I’ll conclude this week’s five part series with the excerpt that inspired it from, Off the Clock, by Laura Vanderkam:
The goal of this series was to give you ideas on how to replace the short blocks of time you’re spending on your phone doing things that will be more rewarding. One of the ways to accomplish this is through learning.
Biographies of famous leaders nearly always list life-long learning as a critical factor in their success. Warren Buffett, Teddy Roosevelt, and Ben Franklin are all said to have read five hours or more a week. I know you’re thinking, “Ain’t nobody got time for that,” but it’s not as hard as it sounds.
Taking the time to read a book or magazine will also make you feel less overwhelmed because suddenly you’ll identify yourself as the type of person who has time to read. Identity is a technique used for habit formation. Identifying yourself as a runner will allow you to lose far more weight than just saying you want to run three days a week.
Reading non-fiction is an excellent way to learn new things. For far less than the cost of an MBA you can read a dozen books on . Want to start a business but don’t know how? There are plenty of books and websites dedicated to entrepreneurship. How about personal finance? From TV personalities like Jim Cramer, Dave Ramsey, and Suze Orman to hedge fund managers like Ray Dalio, every “expert” out there has written a book or four.
Magazines are another great way to learn more about your hobbies. Subscriptions to high quality, curated content are cheap, usually only $10-$20 a year. Keep one magazine at your desk for breaks or lunchtime reading. Keep one in your car for down time at kids sports practices or the doctor’s waiting room. Plus, you’ll never have to worry about running out of battery or having WiFi.

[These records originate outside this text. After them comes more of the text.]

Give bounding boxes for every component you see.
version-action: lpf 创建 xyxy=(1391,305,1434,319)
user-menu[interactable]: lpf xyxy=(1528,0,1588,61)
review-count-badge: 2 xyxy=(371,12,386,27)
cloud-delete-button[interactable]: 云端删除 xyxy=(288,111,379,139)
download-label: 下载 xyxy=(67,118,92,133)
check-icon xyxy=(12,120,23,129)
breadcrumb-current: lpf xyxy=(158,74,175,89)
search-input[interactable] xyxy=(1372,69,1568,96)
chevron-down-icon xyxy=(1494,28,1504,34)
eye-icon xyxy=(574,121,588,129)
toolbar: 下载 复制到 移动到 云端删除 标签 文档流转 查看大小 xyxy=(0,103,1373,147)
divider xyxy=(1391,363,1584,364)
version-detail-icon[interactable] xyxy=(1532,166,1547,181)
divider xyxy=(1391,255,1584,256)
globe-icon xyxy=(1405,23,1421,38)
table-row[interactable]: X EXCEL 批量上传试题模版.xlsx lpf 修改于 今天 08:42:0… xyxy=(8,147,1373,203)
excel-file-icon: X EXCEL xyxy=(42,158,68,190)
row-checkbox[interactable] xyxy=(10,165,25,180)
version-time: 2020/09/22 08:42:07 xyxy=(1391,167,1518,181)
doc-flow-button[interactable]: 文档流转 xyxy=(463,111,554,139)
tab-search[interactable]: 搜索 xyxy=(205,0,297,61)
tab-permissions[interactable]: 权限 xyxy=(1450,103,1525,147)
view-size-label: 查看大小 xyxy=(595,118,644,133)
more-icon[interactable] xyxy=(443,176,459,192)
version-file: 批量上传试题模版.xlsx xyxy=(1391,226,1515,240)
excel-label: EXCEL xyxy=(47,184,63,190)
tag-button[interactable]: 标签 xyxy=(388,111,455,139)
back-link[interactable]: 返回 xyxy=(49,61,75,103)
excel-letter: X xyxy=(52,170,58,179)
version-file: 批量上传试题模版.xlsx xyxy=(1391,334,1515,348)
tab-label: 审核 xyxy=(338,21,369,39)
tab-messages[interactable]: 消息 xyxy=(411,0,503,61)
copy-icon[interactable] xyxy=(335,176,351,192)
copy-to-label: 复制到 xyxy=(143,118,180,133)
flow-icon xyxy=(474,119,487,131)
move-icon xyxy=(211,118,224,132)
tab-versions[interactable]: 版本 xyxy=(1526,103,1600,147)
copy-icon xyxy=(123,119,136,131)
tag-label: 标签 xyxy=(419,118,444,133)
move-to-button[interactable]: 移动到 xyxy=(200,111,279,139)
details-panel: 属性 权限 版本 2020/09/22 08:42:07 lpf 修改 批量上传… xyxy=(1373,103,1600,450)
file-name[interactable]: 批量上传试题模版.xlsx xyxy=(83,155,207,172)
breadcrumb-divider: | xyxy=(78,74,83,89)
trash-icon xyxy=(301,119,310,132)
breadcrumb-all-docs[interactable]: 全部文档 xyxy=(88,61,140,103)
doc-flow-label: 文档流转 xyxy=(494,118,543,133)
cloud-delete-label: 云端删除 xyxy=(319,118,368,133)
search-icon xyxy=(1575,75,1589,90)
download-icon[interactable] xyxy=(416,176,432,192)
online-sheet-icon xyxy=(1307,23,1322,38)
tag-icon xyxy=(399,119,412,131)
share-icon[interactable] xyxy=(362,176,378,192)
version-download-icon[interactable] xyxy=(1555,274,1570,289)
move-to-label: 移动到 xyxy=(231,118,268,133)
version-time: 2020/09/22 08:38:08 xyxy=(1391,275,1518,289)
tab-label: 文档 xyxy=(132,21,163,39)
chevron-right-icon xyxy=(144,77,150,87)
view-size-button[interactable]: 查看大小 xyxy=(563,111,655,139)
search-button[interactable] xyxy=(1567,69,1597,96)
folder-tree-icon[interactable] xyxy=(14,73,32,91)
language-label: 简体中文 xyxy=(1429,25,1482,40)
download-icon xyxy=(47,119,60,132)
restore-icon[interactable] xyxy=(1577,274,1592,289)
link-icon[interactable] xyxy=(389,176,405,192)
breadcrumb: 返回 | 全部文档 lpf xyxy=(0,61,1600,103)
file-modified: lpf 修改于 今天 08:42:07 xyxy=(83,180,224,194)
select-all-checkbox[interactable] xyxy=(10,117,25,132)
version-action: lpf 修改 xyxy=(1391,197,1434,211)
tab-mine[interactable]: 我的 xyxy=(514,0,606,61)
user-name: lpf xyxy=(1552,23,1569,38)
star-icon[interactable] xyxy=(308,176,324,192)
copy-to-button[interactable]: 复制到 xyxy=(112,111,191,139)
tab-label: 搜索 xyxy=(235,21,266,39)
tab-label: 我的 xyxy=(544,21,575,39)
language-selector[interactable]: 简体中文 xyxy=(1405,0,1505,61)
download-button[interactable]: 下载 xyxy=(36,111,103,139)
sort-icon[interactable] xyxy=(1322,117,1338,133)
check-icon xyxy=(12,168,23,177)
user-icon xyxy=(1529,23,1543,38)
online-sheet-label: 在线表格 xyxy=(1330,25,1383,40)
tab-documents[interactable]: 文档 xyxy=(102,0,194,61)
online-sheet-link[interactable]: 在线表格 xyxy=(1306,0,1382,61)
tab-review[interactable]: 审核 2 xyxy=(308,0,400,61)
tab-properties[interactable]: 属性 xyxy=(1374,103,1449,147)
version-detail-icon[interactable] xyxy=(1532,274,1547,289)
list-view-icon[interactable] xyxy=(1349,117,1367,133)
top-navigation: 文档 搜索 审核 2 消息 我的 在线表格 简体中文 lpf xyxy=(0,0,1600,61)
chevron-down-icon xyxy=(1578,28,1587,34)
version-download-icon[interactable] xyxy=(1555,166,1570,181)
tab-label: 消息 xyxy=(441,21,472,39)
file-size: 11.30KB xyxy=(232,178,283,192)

A great way to read more online content is to use the Pocket app. Pocket gets added to the list of options on your phone’s share menu. As you browse the internet and find great content, like this blog 😉, that you want to read but don’t have time to right now, you save it to the Pocket app. Then when you have time to read the article you open the app and see the list of the articles you have saved. The best part is that Pocket will display a version of the article that strips out all the click bait and advertisements that try to distract you on the actual article.
If, like me, you prefer to listen to content instead of reading it Pocket can even read the articles to you. You may even find you prefer reading from this distraction free version of the site.